Nos anos 60-70, numa pequena vila como Torres Vedras, em que os ritmos dos dias eram marcados pela regularidade dos acontecimentos anuais (como a passagem do ano numa colectividade local (Operário, Grémio ou Tuna, conforme o estrato social de cada um), o Carnaval, a Procissão do Senhor dos Passos, o Festival da Canção na RTP, as fogueiras de Stº António nos vários bairros da vila, a Feira de S.Pedro, as Férias de Verão em Santa Cruz, o Natal… ), a passagem dos “bólides” do Rally TAP pelas ruas da vila era aguardado com excitação e expectativa .
Nas noites do Rally TAP, enchiam-se as duas principais artérias da vila, a Av. 5 de Outubro e a Rua Santos Bernardes.
O local mais “espectacular” era a curva de ligação entre aquelas duas artérias, frente ao Café Império, onde eram frequentes as derrapagens.
Quem quisesse um bom lugar tinha de se posicionar algumas horas antes da passagem prevista. Depois era esperar. A multidão começava a agitar-se quando se começavam a ouvir ao longe os roncos dos potentes motores, acabados de sair de Montejunto.
Era o tempo dos Lancia Fulvia, dos Morris Mini Cooper, dos Alpine Renault, dos Fiat 124 Abarth ou dos primeiros Datsuns e Toyotas.

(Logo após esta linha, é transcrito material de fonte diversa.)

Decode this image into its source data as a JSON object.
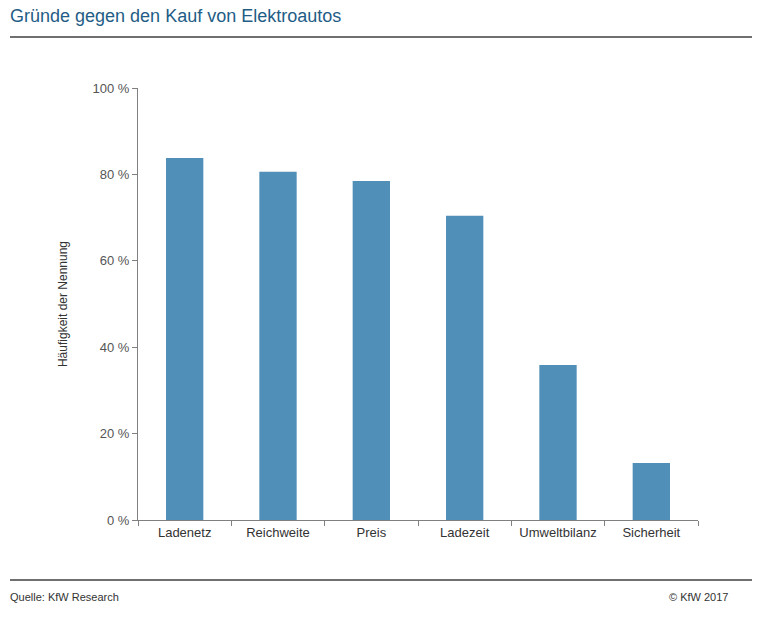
{
  "chart_data": {
    "type": "bar",
    "title": "Gründe gegen den Kauf von Elektroautos",
    "y_label": "Häufigkeit der Nennung",
    "categories": [
      "Ladenetz",
      "Reichweite",
      "Preis",
      "Ladezeit",
      "Umweltbilanz",
      "Sicherheit"
    ],
    "values": [
      83.8,
      80.6,
      78.5,
      70.4,
      35.9,
      13.2
    ],
    "color": "#4f8fb8",
    "ylim": [
      0,
      100
    ],
    "yticks": [
      {
        "value": 0,
        "label": "0 %"
      },
      {
        "value": 20,
        "label": "20 %"
      },
      {
        "value": 40,
        "label": "40 %"
      },
      {
        "value": 60,
        "label": "60 %"
      },
      {
        "value": 80,
        "label": "80 %"
      },
      {
        "value": 100,
        "label": "100 %"
      }
    ],
    "grid": false,
    "annotations": [
      "Quelle: KfW Research",
      "© KfW 2017"
    ]
  }
}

Todos procuravam ver um Tony Fall, um Jean –Pierre Nicolas, um Bjorn Waldegaard, um Sandro Munari ou o português Francisco Romãozinho.
Havia mesmo quem procurasse entre as fabulosas máquinas que por cá passavam o carro do Michel Vaillant!
De facto o misticismo do rally tinha levado a que Jean Graton tivesse incluído numa aventura dessa personagem de Banda Desenhada o Rally TAP.
Com um pouco de sorte, um daqueles bólides parava para se abastecer numa das bombas de gasolina existentes dentro da vila, uma no final da Avenida, frente ao “Napoleão”, onde hoje fica o stand da Fiat, a outra a meio da Santos Bernardes, no local da Caixa de Crédito Agrícola, e então era a corrida para rodear o carro e conhecer os pilotos, muitas vezes estrangeiros, uma possibilidade de se contactar com um outro mundo no Portugal fechado de então, e pedir autógrafos àqueles verdadeiros deuses da miudagem.
A passagem por Torres Vedras não era uma classificativa, apenas um local de passagem entre as míticas classificativas de Montejunto e as do Gradil ou Sintra.
Mas a velocidade era vertiginosa, para os hábitos dos poucos automóveis que, em dias normais, atravessavam as pacatas ruas da vila. Existia então o chamado circuito de manutenção com controle do horário de passagem entre dois troços, e os pilotos tinham de se manter velozes para não chegarem atrasados a esse controle.
Depois o Rally, que passou a ser “de Portugal”, deixou de passar por Torres Vedras. Com um pouco de sorte podíamos ir vê-lo em Montejunto ou ao Gradil. Ainda consegui assistir a uma classificativa em Sintra, um ano antes dos trágicos acontecimentos que acabaram com essa mítica prova.
Hoje o Rally de Portugal é cada vez mais um Rally regional, longe desses tempos “heróicos”.